Key research themes
1. How can spatial and spectral domains be unified to provide a comprehensive framework for Graph Neural Networks (GNNs)?
Graph Neural Networks (GNNs) have been developed through different theoretical lenses, primarily in the spatial and spectral domains, each proposing distinct models and mechanisms for graph representation learning. This segregation complicates model selection, understanding, and comparison, hindering theoretical insights and practical deployment. Bridging this divide seeks to develop a coherent, unified framework that reconciles the spatial and spectral approaches, elucidates their interrelationships, and provides rigorous theoretical grounding for diverse GNN models.
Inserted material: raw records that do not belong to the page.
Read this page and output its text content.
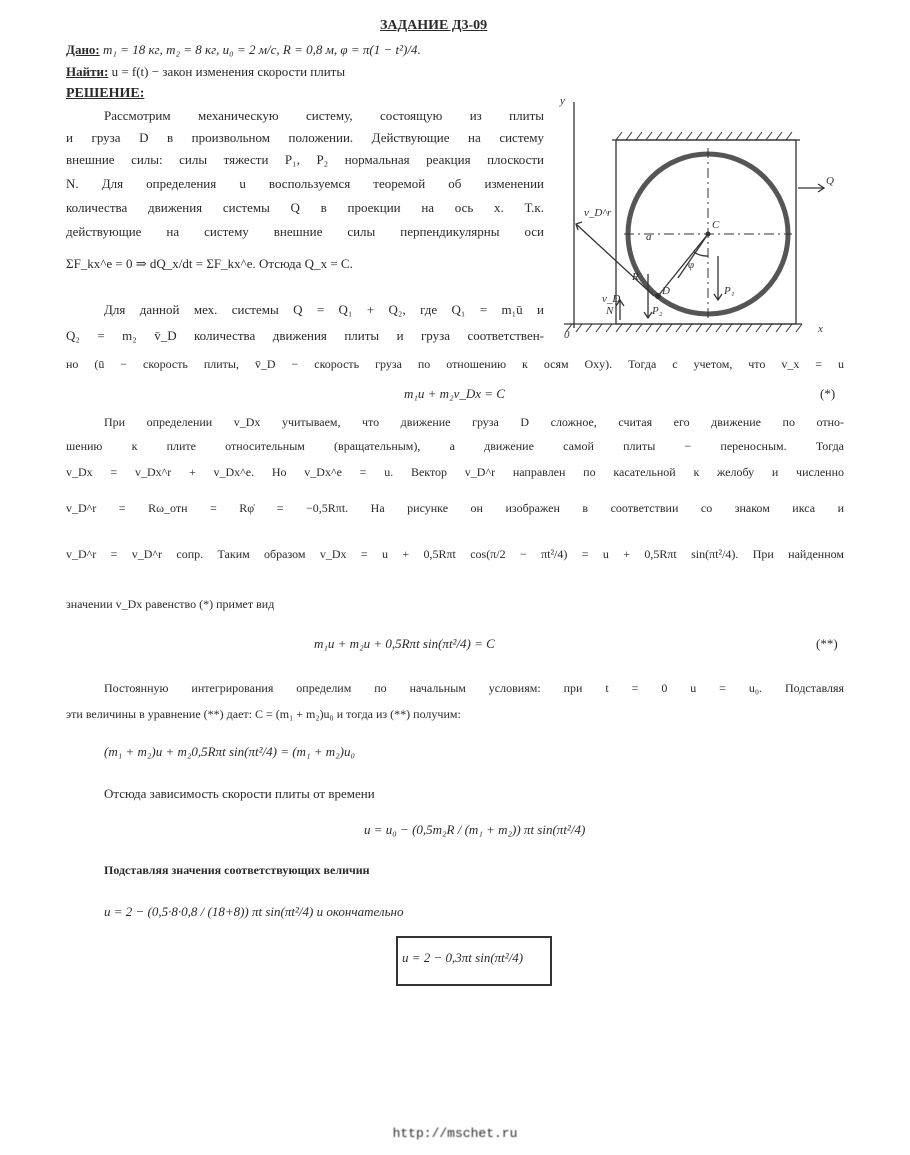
ЗАДАНИЕ Д3-09
Дано: m₁ = 18 кг, m₂ = 8 кг, u₀ = 2 м/с, R = 0,8 м, φ = π(1 − t²)/4.
Найти: u = f(t) − закон изменения скорости плиты
РЕШЕНИЕ:
Рассмотрим механическую систему, состоящую из плиты
и груза D в произвольном положении. Действующие на систему
внешние силы: силы тяжести P₁, P₂ нормальная реакция плоскости
N. Для определения u воспользуемся теоремой об изменении
количества движения системы Q в проекции на ось x. Т.к.
действующие на систему внешние силы перпендикулярны оси
ΣF_kx^e = 0 ⇒ dQ_x/dt = ΣF_kx^e. Отсюда Q_x = C.
Для данной мех. системы Q = Q₁ + Q₂, где Q₁ = m₁ū и
Q₂ = m₂ v̄_D количества движения плиты и груза соответствен-
но (ū − скорость плиты, v̄_D − скорость груза по отношению к осям Oxy). Тогда с учетом, что v_x = u
m₁u + m₂v_Dx = C	(*)
При определении v_Dx учитываем, что движение груза D сложное, считая его движение по отно-
шению к плите относительным (вращательным), а движение самой плиты − переносным. Тогда
v_Dx = v_Dx^r + v_Dx^e. Но v_Dx^e = u. Вектор v_D^r направлен по касательной к желобу и численно
v_D^r = Rω_отн = Rφ̇ = −0,5Rπt. На рисунке он изображен в соответствии со знаком икса и
v_D^r = v_D^r сопр. Таким образом v_Dx = u + 0,5Rπt cos(π/2 − πt²/4) = u + 0,5Rπt sin(πt²/4). При найденном
значении v_Dx равенство (*) примет вид
m₁u + m₂u + 0,5Rπt sin(πt²/4) = C	(**)
Постоянную интегрирования определим по начальным условиям: при t = 0 u = u₀. Подставляя
эти величины в уравнение (**) дает: C = (m₁ + m₂)u₀ и тогда из (**) получим:
(m₁ + m₂)u + m₂0,5Rπt sin(πt²/4) = (m₁ + m₂)u₀
Отсюда зависимость скорости плиты от времени
u = u₀ − (0,5m₂R / (m₁ + m₂)) πt sin(πt²/4)
Подставляя значения соответствующих величин
u = 2 − (0,5·8·0,8 / (18+8)) πt sin(πt²/4) и окончательно
u = 2 − 0,3πt sin(πt²/4)
y
Q
x
C
a
D
R
φ
P₁
P₂
N
v_D^r
v_D
0
http://mschet.ru
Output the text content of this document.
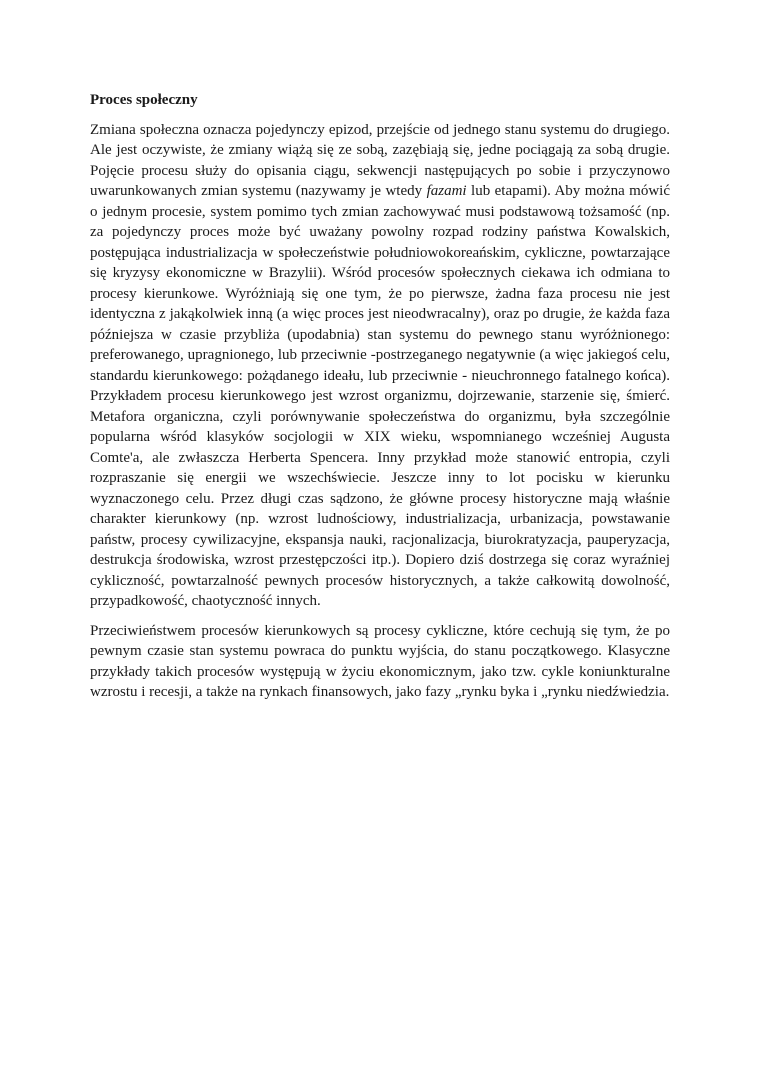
Proces społeczny

Zmiana społeczna oznacza pojedynczy epizod, przejście od jednego stanu systemu do drugiego. Ale jest oczywiste, że zmiany wiążą się ze sobą, zazębiają się, jedne pociągają za sobą drugie. Pojęcie procesu służy do opisania ciągu, sekwencji następujących po sobie i przyczynowo uwarunkowanych zmian systemu (nazywamy je wtedy fazami lub etapami). Aby można mówić o jednym procesie, system pomimo tych zmian zachowywać musi podstawową tożsamość (np. za pojedynczy proces może być uważany powolny rozpad rodziny państwa Kowalskich, postępująca industrializacja w społeczeństwie południowokoreańskim, cykliczne, powtarzające się kryzysy ekonomiczne w Brazylii). Wśród procesów społecznych ciekawa ich odmiana to procesy kierunkowe. Wyróżniają się one tym, że po pierwsze, żadna faza procesu nie jest identyczna z jakąkolwiek inną (a więc proces jest nieodwracalny), oraz po drugie, że każda faza późniejsza w czasie przybliża (upodabnia) stan systemu do pewnego stanu wyróżnionego: preferowanego, upragnionego, lub przeciwnie -postrzeganego negatywnie (a więc jakiegoś celu, standardu kierunkowego: pożądanego ideału, lub przeciwnie - nieuchronnego fatalnego końca). Przykładem procesu kierunkowego jest wzrost organizmu, dojrzewanie, starzenie się, śmierć. Metafora organiczna, czyli porównywanie społeczeństwa do organizmu, była szczególnie popularna wśród klasyków socjologii w XIX wieku, wspomnianego wcześniej Augusta Comte'a, ale zwłaszcza Herberta Spencera. Inny przykład może stanowić entropia, czyli rozpraszanie się energii we wszechświecie. Jeszcze inny to lot pocisku w kierunku wyznaczonego celu. Przez długi czas sądzono, że główne procesy historyczne mają właśnie charakter kierunkowy (np. wzrost ludnościowy, industrializacja, urbanizacja, powstawanie państw, procesy cywilizacyjne, ekspansja nauki, racjonalizacja, biurokratyzacja, pauperyzacja, destrukcja środowiska, wzrost przestępczości itp.). Dopiero dziś dostrzega się coraz wyraźniej cykliczność, powtarzalność pewnych procesów historycznych, a także całkowitą dowolność, przypadkowość, chaotyczność innych.

Przeciwieństwem procesów kierunkowych są procesy cykliczne, które cechują się tym, że po pewnym czasie stan systemu powraca do punktu wyjścia, do stanu początkowego. Klasyczne przykłady takich procesów występują w życiu ekonomicznym, jako tzw. cykle koniunkturalne wzrostu i recesji, a także na rynkach finansowych, jako fazy „rynku byka i „rynku niedźwiedzia.
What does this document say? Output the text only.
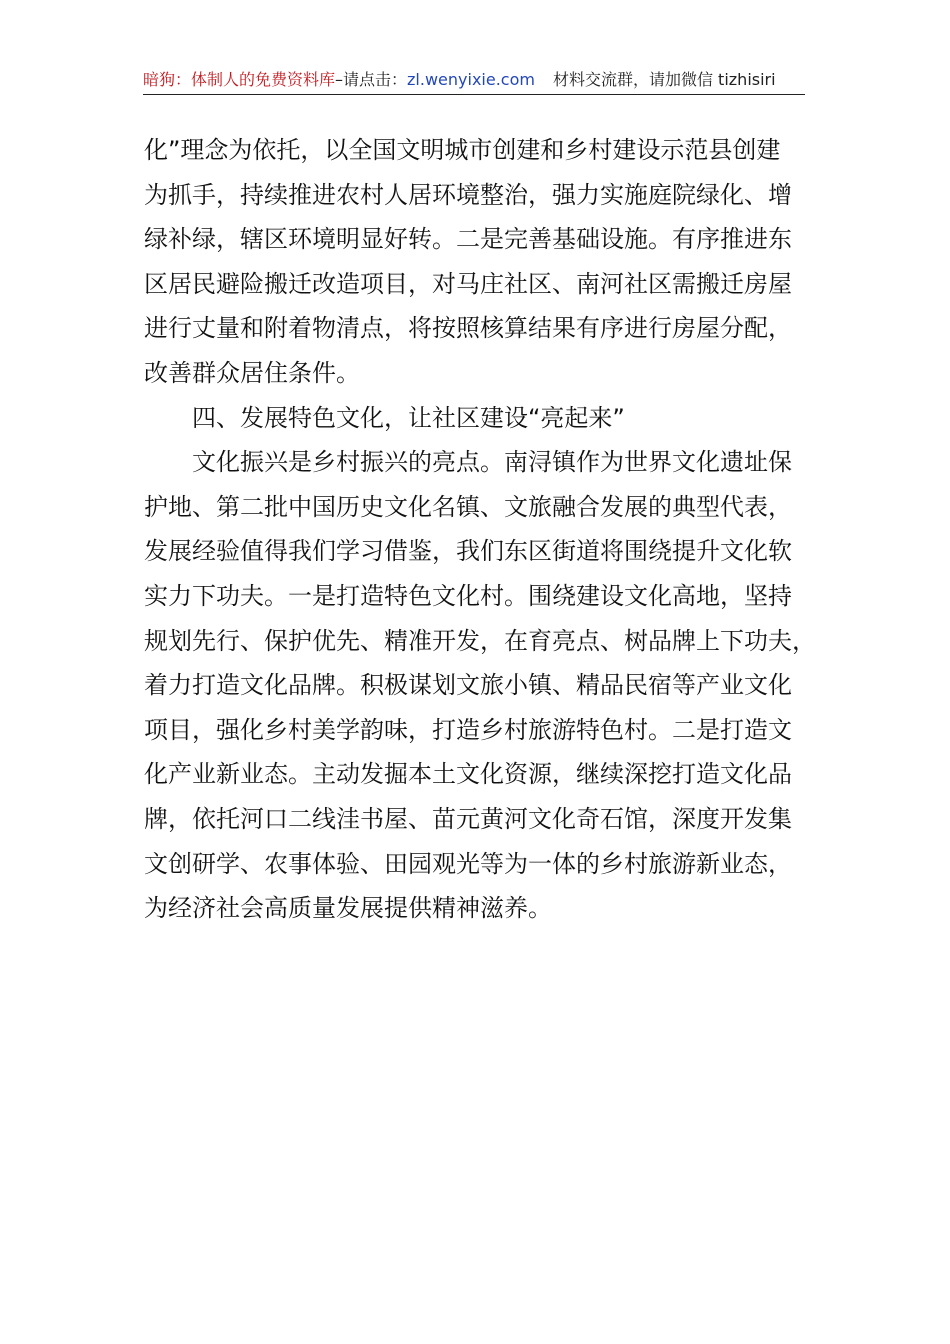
暗狗：体制人的免费资料库–请点击：zl.wenyixie.com 材料交流群，请加微信 tizhisiri

化”理念为依托，以全国文明城市创建和乡村建设示范县创建
为抓手，持续推进农村人居环境整治，强力实施庭院绿化、增
绿补绿，辖区环境明显好转。二是完善基础设施。有序推进东
区居民避险搬迁改造项目，对马庄社区、南河社区需搬迁房屋
进行丈量和附着物清点，将按照核算结果有序进行房屋分配，
改善群众居住条件。

四、发展特色文化，让社区建设“亮起来”

文化振兴是乡村振兴的亮点。南浔镇作为世界文化遗址保
护地、第二批中国历史文化名镇、文旅融合发展的典型代表，
发展经验值得我们学习借鉴，我们东区街道将围绕提升文化软
实力下功夫。一是打造特色文化村。围绕建设文化高地，坚持
规划先行、保护优先、精准开发，在育亮点、树品牌上下功夫，
着力打造文化品牌。积极谋划文旅小镇、精品民宿等产业文化
项目，强化乡村美学韵味，打造乡村旅游特色村。二是打造文
化产业新业态。主动发掘本土文化资源，继续深挖打造文化品
牌，依托河口二线洼书屋、苗元黄河文化奇石馆，深度开发集
文创研学、农事体验、田园观光等为一体的乡村旅游新业态，
为经济社会高质量发展提供精神滋养。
This unification is critical for demystifying GNN effectiveness, improving model interpretability, and fostering systematic developments in graph representation learning.
2. What are effective mathematical and algorithmic models for representing, analyzing, and visualizing dynamic and complex graph structures?
As graph-structured data grow in size and complexity across application domains, mathematical models and tools that capture their dynamic behaviors and multi-layered nature are essential. This research theme focuses on developing rigorous representations—such as multi-level, multiplex, and temporal graph models—and efficient algorithmic tools for graph analysis and visualization. It emphasizes the challenge of representing networks with layered or evolving connectivity patterns (e.g., networks of networks), the transformation of graphs into signal representations to facilitate analysis, and the design of scalable visualization solutions that reveal algorithmic dynamics and graph structural properties over time. Effective solutions in this area are critical for enabling insights into complex systems in biology, social science, transport, and computer science.
3. How can signal processing frameworks be adapted for effective representation, sampling, and learning of data on graphs?
Graph Signal Processing (GSP) extends classical signal processing to data defined on irregular graph domains, enabling novel approaches for graph signal representation, filtering, sampling, and learning. This theme investigates explicit graph signal models—such as smooth, piecewise-constant, and piecewise-smooth signals—each associated with tailored dictionary constructions that promote sparsity and effective approximation. It also studies how these frameworks facilitate graph signal recovery, compression, and change detection, crucial for tasks like sensor network data analysis and environmental monitoring. With rising integration into machine learning pipelines, these representations underpin advanced analysis and inference over graph-structured data.